Thanks all for your patience. I wanted to review the DEP thoroughly, and have only had time to do so now at DjangoCon Europe. I’m now posting this during Jake’s talk.
I am eager for Django to gain a background task capability. I vote +1, so we can call the DEP properly “accepted” now. But I would like to see several changes to the DEP before we call it final.
1. Clarify the mapping between tasks and backends
Two parts of the DEP imply that tasks only run on a single backend:
- The
Task.backend
attribute: “The name of the backend the task will run on”.
- “The task will be validated against the backend’s
validate_task
during construction.”
Meanwhile, the Task.using()
and Backend.enqueue()
APIs allow running tasks on other backends.
This is a confusing mismatch. If tasks can be mapped to any backend, why validate them against one?
Maybe we can remove validate_task()
and rely on runtime validation. If a synchronous-only backend is asked to enqueue a coroutine, it could raise an error at that point.

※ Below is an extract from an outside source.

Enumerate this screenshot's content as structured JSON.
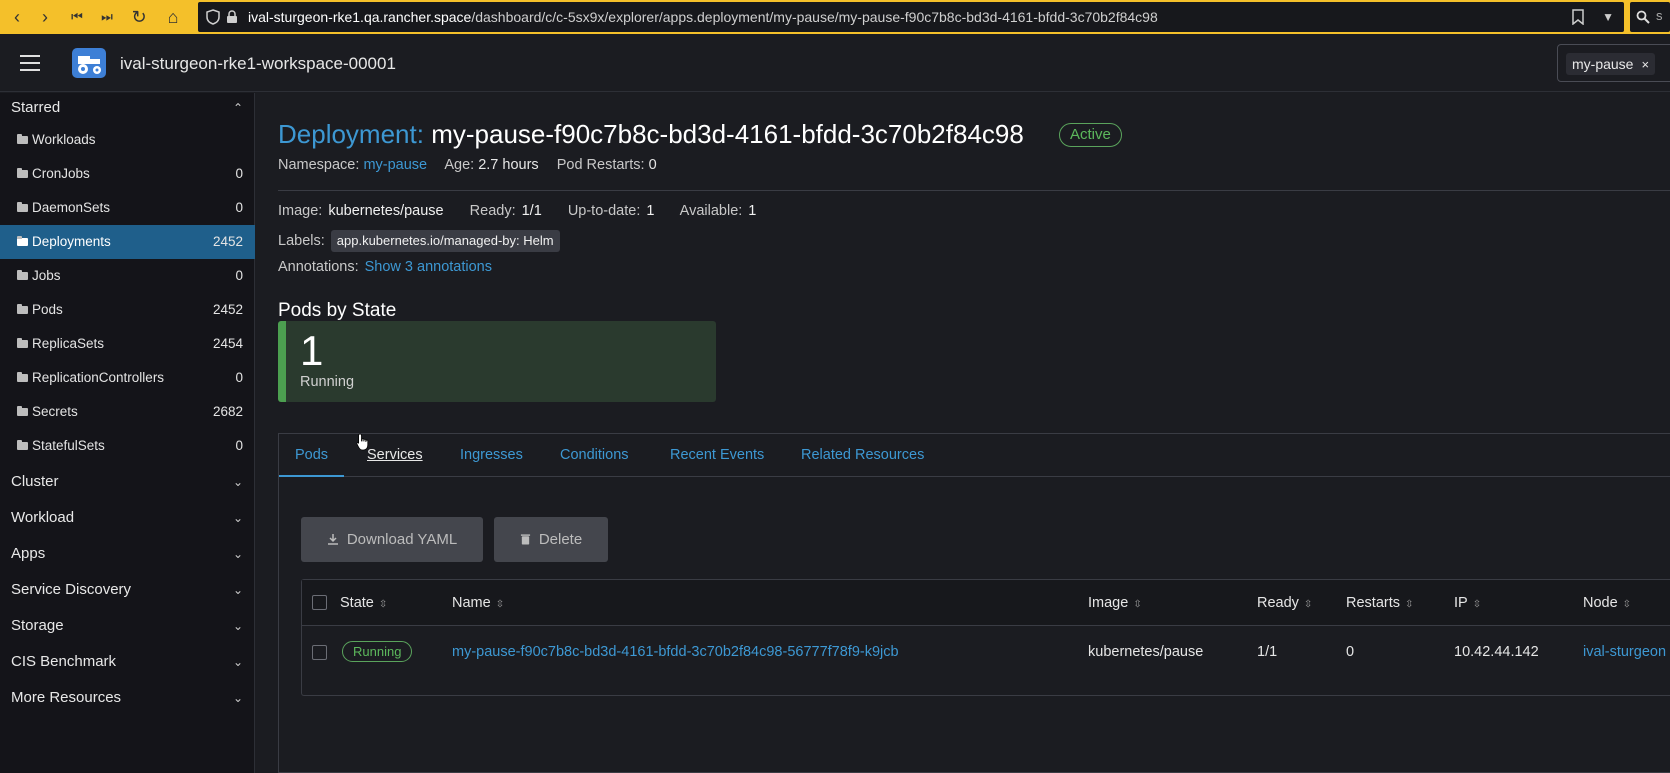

This behaviour would be analogous to how models work. Django’s database router feature allows arbitrary mapping of queries to database backends, even though that might fail, for example, because the table doesn’t exist on the destination database.
(Or maybe I am reading the DEP wrong, and validate_task()
is already for runtime validation? If so, let’s clarify the wording.)
2. Remove Backend.enqueue()
from the public API
The “Queueing tasks” section documents Backend.enqueue()
as an alternative way to enqueue a task.
But then it says: “it’s best to call enqueue
on the Task
directly”.
Let’s avoid documenting Backend.enqueue()
, making it private and leaving Task.enqueue()
as the only public API.
Backend.enqueue()
is not accurately type-hint-able, and it’s “another way to do it” when the first way works fine.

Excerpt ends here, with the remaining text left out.